Monday, Jul. 21, 1947
Remembrance of Things Past
Prominently displayed in the gallery window were three rubber female breasts, mounted on velvet. Any knowledgeable Parisian recognized the signs immediately: the Surrealists were back. Up the 21 steps--which 1,500 curious Parisians climbed on the opening day--was Surrealism's first international show since 1938.
It has been 23 years since Poet Andre Breton rattled the saucers in Left Bank cafes with his "First Manifesto of Surrealism," a compound of Freudianism and calculated nonsense. In those days, Marcel Duchamp (who drew U.S. catcalls in 1913 with his Nude Descending the Staircase) got high critical acclaim when he filled a birdcage full of marble cubes, stuck in a thermometer, and entitled it Why Not Sneeze? Duchamp and Breton had worked together for months assembling the screwy props for last week's screwy show.

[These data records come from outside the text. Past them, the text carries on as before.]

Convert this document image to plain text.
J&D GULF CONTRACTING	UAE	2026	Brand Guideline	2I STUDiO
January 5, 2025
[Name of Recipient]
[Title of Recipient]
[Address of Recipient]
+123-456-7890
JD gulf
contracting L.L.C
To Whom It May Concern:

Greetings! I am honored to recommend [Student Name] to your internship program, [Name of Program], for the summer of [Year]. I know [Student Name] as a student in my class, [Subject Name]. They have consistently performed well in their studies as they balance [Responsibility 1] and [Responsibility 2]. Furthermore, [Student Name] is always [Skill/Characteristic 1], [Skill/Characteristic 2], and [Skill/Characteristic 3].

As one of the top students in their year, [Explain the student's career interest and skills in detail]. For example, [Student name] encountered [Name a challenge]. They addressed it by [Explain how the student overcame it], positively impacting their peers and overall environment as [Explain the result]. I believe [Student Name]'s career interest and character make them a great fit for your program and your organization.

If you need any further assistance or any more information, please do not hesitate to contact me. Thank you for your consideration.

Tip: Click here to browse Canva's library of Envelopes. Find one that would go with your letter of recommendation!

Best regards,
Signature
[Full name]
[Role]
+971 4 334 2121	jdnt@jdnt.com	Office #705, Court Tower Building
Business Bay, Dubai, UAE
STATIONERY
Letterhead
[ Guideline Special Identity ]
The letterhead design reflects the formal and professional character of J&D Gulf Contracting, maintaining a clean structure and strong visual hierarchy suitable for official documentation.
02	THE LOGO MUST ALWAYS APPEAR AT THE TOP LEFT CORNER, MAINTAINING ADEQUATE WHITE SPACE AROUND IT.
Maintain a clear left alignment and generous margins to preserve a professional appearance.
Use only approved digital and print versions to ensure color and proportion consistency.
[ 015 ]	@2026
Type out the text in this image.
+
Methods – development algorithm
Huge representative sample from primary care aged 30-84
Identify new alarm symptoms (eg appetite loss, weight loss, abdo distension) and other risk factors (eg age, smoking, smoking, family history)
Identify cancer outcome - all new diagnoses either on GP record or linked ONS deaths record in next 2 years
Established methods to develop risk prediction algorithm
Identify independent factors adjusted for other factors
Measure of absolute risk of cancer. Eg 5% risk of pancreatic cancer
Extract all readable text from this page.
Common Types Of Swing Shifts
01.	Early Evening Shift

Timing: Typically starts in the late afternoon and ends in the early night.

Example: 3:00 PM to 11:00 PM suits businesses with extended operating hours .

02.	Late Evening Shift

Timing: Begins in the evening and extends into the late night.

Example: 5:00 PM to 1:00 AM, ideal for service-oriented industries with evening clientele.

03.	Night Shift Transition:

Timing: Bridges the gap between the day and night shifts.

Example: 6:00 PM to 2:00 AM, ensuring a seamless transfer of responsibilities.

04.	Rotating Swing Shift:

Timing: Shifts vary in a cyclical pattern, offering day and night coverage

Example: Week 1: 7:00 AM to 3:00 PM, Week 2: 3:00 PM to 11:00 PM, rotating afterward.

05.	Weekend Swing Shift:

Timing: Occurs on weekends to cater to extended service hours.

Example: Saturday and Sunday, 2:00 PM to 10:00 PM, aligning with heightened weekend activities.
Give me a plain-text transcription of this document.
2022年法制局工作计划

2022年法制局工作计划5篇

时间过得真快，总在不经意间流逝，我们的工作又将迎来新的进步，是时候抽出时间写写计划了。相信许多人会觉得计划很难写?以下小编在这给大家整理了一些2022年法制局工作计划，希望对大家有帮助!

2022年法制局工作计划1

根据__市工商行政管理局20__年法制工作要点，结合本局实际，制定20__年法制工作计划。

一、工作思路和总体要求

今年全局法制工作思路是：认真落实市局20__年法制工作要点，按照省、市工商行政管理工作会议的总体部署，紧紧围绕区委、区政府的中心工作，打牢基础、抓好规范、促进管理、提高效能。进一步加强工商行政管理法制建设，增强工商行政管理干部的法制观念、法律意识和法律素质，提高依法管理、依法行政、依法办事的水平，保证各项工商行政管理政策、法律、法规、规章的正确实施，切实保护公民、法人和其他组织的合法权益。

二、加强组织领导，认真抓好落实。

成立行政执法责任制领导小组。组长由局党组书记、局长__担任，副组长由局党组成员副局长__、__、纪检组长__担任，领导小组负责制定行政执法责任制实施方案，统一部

Visitors, on entering, found themselves dodging a whirling lighthouse powered by an old Victrola motor. They moved on to a "Hall of Superstition," containing a 14-foot hand made of chicken wire, plaster and canvas. In a hole in the wall, an owl, a bat and a raven played whist. In another room, artificial rain fell steadily and one dry corner was reserved for a billiard table where passersby could stop and play a bit.
Besides witches, whirligigs and a nine-foot Totem of Religion made out of three old railroad ties, the show included some 125 paintings, photographs and wall splotches by Surrealists and fellow travelers of 19 nations, including the top ones: Max Ernst, Hans Arp, Yves Tanguy, Joan Miro, Man Ray. Many admirers of early Surrealism (such as Communist Louis Aragon) felt that the daft old horse had lost its kick. Notably absent: Giorgio de Chirico, now a noisy detractor of the movement, and Salvador Dali, unfrocked by orthodox Surrealists for being too frivolous and too commercial.
Poet Breton, who says that Surrealism (like himself) is now disillusioned with the Communism it once embraced, had a new manifesto. Its theme: "Dreams and revolutions should enter a pact. To dream of a revolution is . . . to carry it out with double strength. . . . Surrealism is what will be." Observers discounted the big talk. Said one: "After the gas chambers, those heaps of bones and teeth and shoes and eyeglasses, what is there left for the poor Surrealists to shock us with?"